Smoking and secondhand smoke have long been considered a dangerous and harmful activity for you, those around you and even your pets.

But third-hand smoke is a new danger, especially to your furry friends.

A result of smoking, third-hand smoke accumulates in places like your rug, floors and furniture. It differs from secondhand smoke in that it doesn't come directly from a lit cigarette.
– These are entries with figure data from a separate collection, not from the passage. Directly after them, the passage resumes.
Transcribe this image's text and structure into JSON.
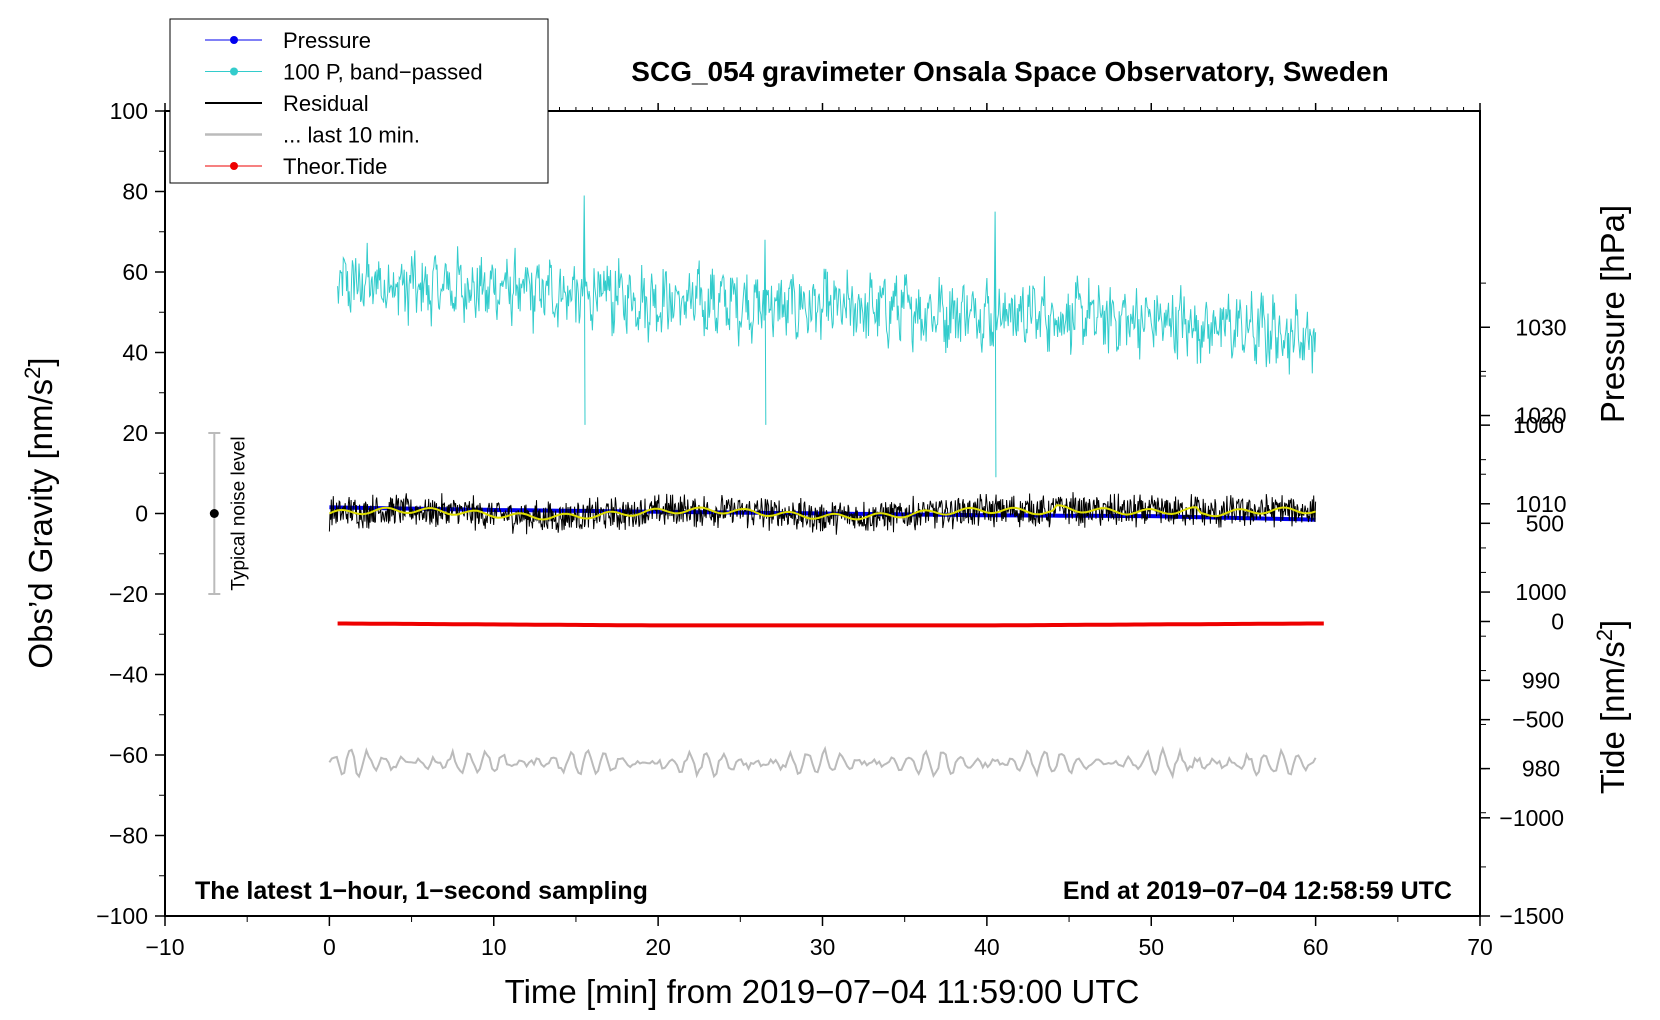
{
  "chart_data": {
    "type": "line",
    "title": "SCG_054 gravimeter Onsala Space Observatory, Sweden",
    "xlabel": "Time [min] from 2019−07−04 11:59:00 UTC",
    "ylabel_left": "Obs’d Gravity [nm/s²]",
    "ylabel_pressure": "Pressure [hPa]",
    "ylabel_tide": "Tide [nm/s²]",
    "xlim": [
      -10,
      70
    ],
    "ylim": [
      -100,
      100
    ],
    "pressure_lim": [
      963.3,
      1054.5
    ],
    "tide_lim": [
      -1500,
      2600
    ],
    "x_ticks": [
      "−10",
      "0",
      "10",
      "20",
      "30",
      "40",
      "50",
      "60",
      "70"
    ],
    "x_tick_values": [
      -10,
      0,
      10,
      20,
      30,
      40,
      50,
      60,
      70
    ],
    "y_ticks": [
      "100",
      "80",
      "60",
      "40",
      "20",
      "0",
      "−20",
      "−40",
      "−60",
      "−80",
      "−100"
    ],
    "y_tick_values": [
      100,
      80,
      60,
      40,
      20,
      0,
      -20,
      -40,
      -60,
      -80,
      -100
    ],
    "pressure_ticks": [
      "1030",
      "1020",
      "1010",
      "1000",
      "990",
      "980"
    ],
    "pressure_tick_values": [
      1030,
      1020,
      1010,
      1000,
      990,
      980
    ],
    "tide_ticks": [
      "1000",
      "500",
      "0",
      "−500",
      "−1000",
      "−1500"
    ],
    "tide_tick_values": [
      1000,
      500,
      0,
      -500,
      -1000,
      -1500
    ],
    "series": [
      {
        "name": "Pressure",
        "axis": "pressure",
        "color": "#0000ee",
        "x": [
          0,
          10,
          20,
          30,
          40,
          50,
          60
        ],
        "values": [
          1009.6,
          1009.3,
          1009.1,
          1008.9,
          1008.7,
          1008.6,
          1008.2
        ]
      },
      {
        "name": "100 P, band−passed",
        "axis": "left",
        "color": "#33cccc",
        "style": "oscillation",
        "center": [
          57,
          56,
          53,
          51,
          50,
          48,
          44
        ],
        "x": [
          0,
          10,
          20,
          30,
          40,
          50,
          60
        ],
        "amplitude": 8,
        "spikes": [
          {
            "x": 15.5,
            "min": 22,
            "max": 79
          },
          {
            "x": 26.5,
            "min": 22,
            "max": 68
          },
          {
            "x": 40.5,
            "min": 9,
            "max": 75
          }
        ]
      },
      {
        "name": "Residual",
        "axis": "left",
        "color": "#000000",
        "style": "noise",
        "center": 0,
        "amplitude": 3
      },
      {
        "name": "... last 10 min.",
        "axis": "left",
        "color": "#bbbbbb",
        "style": "noise",
        "center": -62,
        "amplitude": 3
      },
      {
        "name": "Theor.Tide",
        "axis": "tide",
        "color": "#ee0000",
        "x": [
          0,
          10,
          20,
          30,
          40,
          50,
          60.5
        ],
        "values": [
          -10,
          -15,
          -20,
          -20,
          -20,
          -15,
          -10
        ]
      }
    ],
    "noise_bar": {
      "x": -7,
      "center": 0,
      "min": -20,
      "max": 20,
      "label": "Typical noise level"
    },
    "annotations": {
      "left": "The latest 1−hour, 1−second sampling",
      "right": "End at 2019−07−04 12:58:59 UTC"
    },
    "legend": {
      "placement": "top-left",
      "entries": [
        {
          "label": "Pressure",
          "color": "#0000ee",
          "marker": true
        },
        {
          "label": "100 P, band−passed",
          "color": "#33cccc",
          "marker": true
        },
        {
          "label": "Residual",
          "color": "#000000",
          "marker": false
        },
        {
          "label": "... last 10 min.",
          "color": "#bbbbbb",
          "marker": false
        },
        {
          "label": "Theor.Tide",
          "color": "#ee0000",
          "marker": true
        }
      ]
    }
  }
}
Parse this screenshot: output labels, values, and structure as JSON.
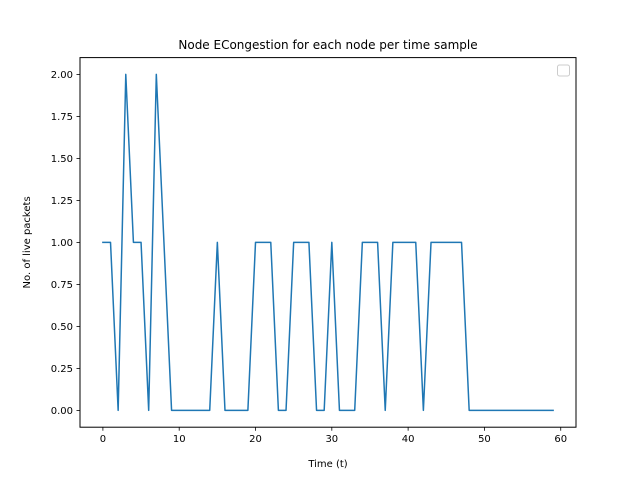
{
  "chart_data": {
    "type": "line",
    "title": "Node ECongestion for each node per time sample",
    "xlabel": "Time (t)",
    "ylabel": "No. of live packets",
    "xlim": [
      -3,
      62
    ],
    "ylim": [
      -0.1,
      2.1
    ],
    "x_ticks": [
      0,
      10,
      20,
      30,
      40,
      50,
      60
    ],
    "x_tick_labels": [
      "0",
      "10",
      "20",
      "30",
      "40",
      "50",
      "60"
    ],
    "y_ticks": [
      0,
      0.25,
      0.5,
      0.75,
      1.0,
      1.25,
      1.5,
      1.75,
      2.0
    ],
    "y_tick_labels": [
      "0.00",
      "0.25",
      "0.50",
      "0.75",
      "1.00",
      "1.25",
      "1.50",
      "1.75",
      "2.00"
    ],
    "grid": false,
    "legend": "top-right",
    "series": [
      {
        "color": "#1f77b4",
        "x": [
          0,
          1,
          2,
          3,
          4,
          5,
          6,
          7,
          8,
          9,
          10,
          11,
          12,
          13,
          14,
          15,
          16,
          17,
          18,
          19,
          20,
          21,
          22,
          23,
          24,
          25,
          26,
          27,
          28,
          29,
          30,
          31,
          32,
          33,
          34,
          35,
          36,
          37,
          38,
          39,
          40,
          41,
          42,
          43,
          44,
          45,
          46,
          47,
          48,
          49,
          50,
          51,
          52,
          53,
          54,
          55,
          56,
          57,
          58,
          59
        ],
        "y": [
          1,
          1,
          0,
          2,
          1,
          1,
          0,
          2,
          1,
          0,
          0,
          0,
          0,
          0,
          0,
          1,
          0,
          0,
          0,
          0,
          1,
          1,
          1,
          0,
          0,
          1,
          1,
          1,
          0,
          0,
          1,
          0,
          0,
          0,
          1,
          1,
          1,
          0,
          1,
          1,
          1,
          1,
          0,
          1,
          1,
          1,
          1,
          1,
          0,
          0,
          0,
          0,
          0,
          0,
          0,
          0,
          0,
          0,
          0,
          0
        ]
      }
    ]
  }
}
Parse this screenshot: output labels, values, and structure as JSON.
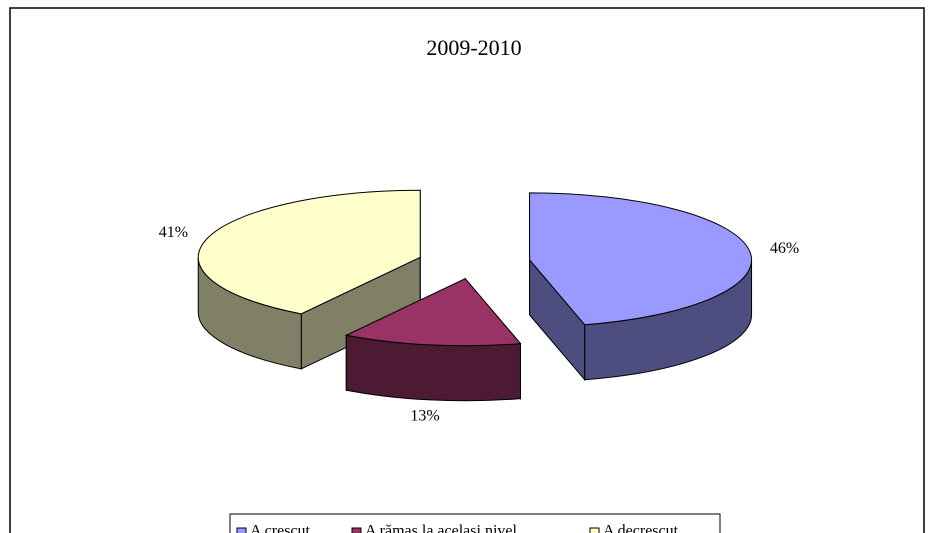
{
  "chart_data": {
    "type": "pie",
    "title": "2009-2010",
    "categories": [
      "A crescut",
      "A rămas la același nivel",
      "A decrescut"
    ],
    "values": [
      46,
      13,
      41
    ],
    "value_labels": [
      "46%",
      "13%",
      "41%"
    ],
    "colors": [
      "#9999ff",
      "#993366",
      "#ffffcc"
    ],
    "legend": "bottom"
  }
}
"Second and third-hand smoke can absolutely kill your pet," said FDA Veterinarian Dr. Martine Hartogensis. "It can affect particularly animals that spend most of their time on the low levels on the floor, in and around the carpets and their bedding."

The chemical residue from smoking rubs off on pet fur and they ingest it when they groom or lick their coats. Studies show smoke has been linked to deadly cancers in pets.

Cats living in homes with smokers are twice as likely to develop oral tumors, while dogs with longer muzzles are more likely to develop nasal tumors.

"Nasal tumors are more prominent in long nosed dogs such as Dobermans, Collies, German Shepherds because they have an increased surface area in their nose and more exposure," Hartogensis. "Conversely shorter-nosed dogs like pugs and bull dogs are more associated with lung cancer because they have less filtration."

The FDA warning specifically discusses pets, but the American Academy of Pediatrics has previously warned about the risk of third-hand smoke for kids - especially babies and toddlers who crawl on rugs and have their faces near furniture.